Freakonomics Radio
- Running time: Variable
- Syndicates: WNYC Studios (radio) Stitcher (podcast)
- Hosted by: Stephen Dubner
- Created by: Stephen Dubner and Steven Levitt
- Original release: June 1, 2009
- No. of series: 5 (as of September 2014^{[update]})
- No. of episodes: 618 (as of 22 January 2025^{[update]})
- Website: freakonomics.com

= Freakonomics Radio =

American public radio program

Freakonomics Radio is an American podcast and public radio program which covers the world through the lens of economics and social science. While the network, as of 2023, includes three programs, the primary podcast is also named Freakonomics Radio and is a spin-off of the 2005 book Freakonomics. Journalist Stephen Dubner hosts the show, with economist Steven Levitt as a regular guest as of 2015, both of whom co-wrote the book of the same name.
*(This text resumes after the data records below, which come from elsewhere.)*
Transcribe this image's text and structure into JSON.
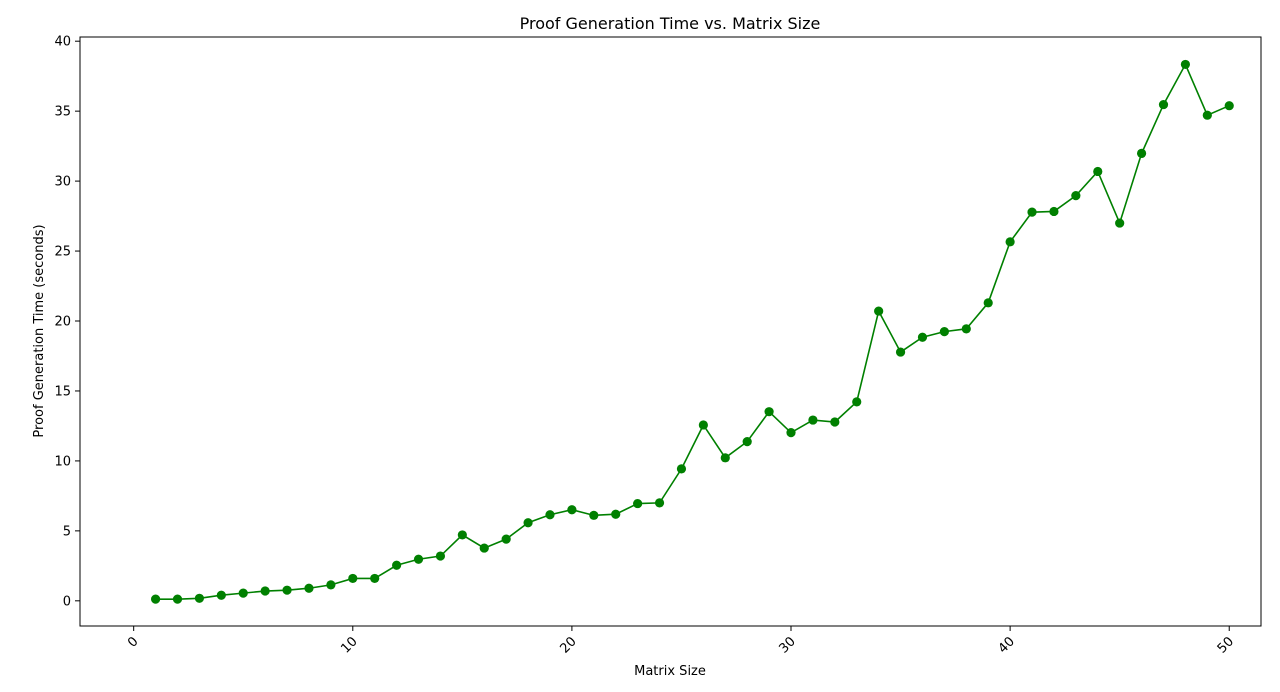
{
  "chart_data": {
    "type": "line",
    "title": "Proof Generation Time vs. Matrix Size",
    "xlabel": "Matrix Size",
    "ylabel": "Proof Generation Time (seconds)",
    "xlim": [
      -2.45,
      51.45
    ],
    "ylim": [
      -1.8,
      40.3
    ],
    "xticks": [
      0,
      10,
      20,
      30,
      40,
      50
    ],
    "yticks": [
      0,
      5,
      10,
      15,
      20,
      25,
      30,
      35,
      40
    ],
    "grid": false,
    "series_color": "#008000",
    "x": [
      1,
      2,
      3,
      4,
      5,
      6,
      7,
      8,
      9,
      10,
      11,
      12,
      13,
      14,
      15,
      16,
      17,
      18,
      19,
      20,
      21,
      22,
      23,
      24,
      25,
      26,
      27,
      28,
      29,
      30,
      31,
      32,
      33,
      34,
      35,
      36,
      37,
      38,
      39,
      40,
      41,
      42,
      43,
      44,
      45,
      46,
      47,
      48,
      49,
      50
    ],
    "y": [
      0.12,
      0.12,
      0.18,
      0.4,
      0.55,
      0.7,
      0.76,
      0.9,
      1.14,
      1.6,
      1.6,
      2.54,
      2.97,
      3.2,
      4.71,
      3.77,
      4.41,
      5.58,
      6.15,
      6.51,
      6.11,
      6.19,
      6.95,
      7.0,
      9.43,
      12.57,
      10.22,
      11.38,
      13.52,
      12.02,
      12.92,
      12.78,
      14.22,
      20.71,
      17.78,
      18.84,
      19.24,
      19.44,
      21.3,
      25.66,
      27.78,
      27.83,
      28.96,
      30.69,
      27.0,
      31.98,
      35.47,
      38.34,
      34.71,
      35.39
    ]
  }
}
The show is primarily distributed as a podcast, and is among the most popular on Apple Podcasts, formerly iTunes.

== History ==
Freakonomics Radio was created in September 2010. Starting in July 2018, production moved from WNYC to Stitcher Radio; Freakonomics Radio is released at 11 p.m. on Wednesday each week on podcast aggregators such as Apple Podcasts, Spotify, Google Podcasts, as well as on the Freakonomics website.

From November 16, 2016, until November 12, 2017, Freakonomics Radio produced episodes of “live journalism wrapped in a game show” called Tell Me Something I Don’t Know.

In November 2022, the Freakonomics podcast looked at whether Google searches were getting worse. The episode featured former Google executive Marissa Mayer.

In February 2023, Freakonomics Radio Network announced a deal with YouTube to bring its podcasts to the video platform.

== Podcasts ==
As of 2023, the Freakonomics Radio Network produces the following podcasts:
- Freakonomics Radio, with Dubner.
- People I (Mostly) Admire, with Levitt.
- The Economics of Everyday Things, with journalist Zachary Crockett.
Former programs include:
- No Stupid Questions, with Dubner and Angela Duckworth. Dubner was replaced by Mike Maughan in later episodes.
- Freakonomics, M.D. with Dr. Bapu Jena.
- Tell Me Something I Don't Know
- Sudhir Breaks the Internet, with sociologist Sudhir Venkatesh.
- Footy for Two, with Dubner and his son Solomon.
- Question of the Day, with Dubner and James Altucher.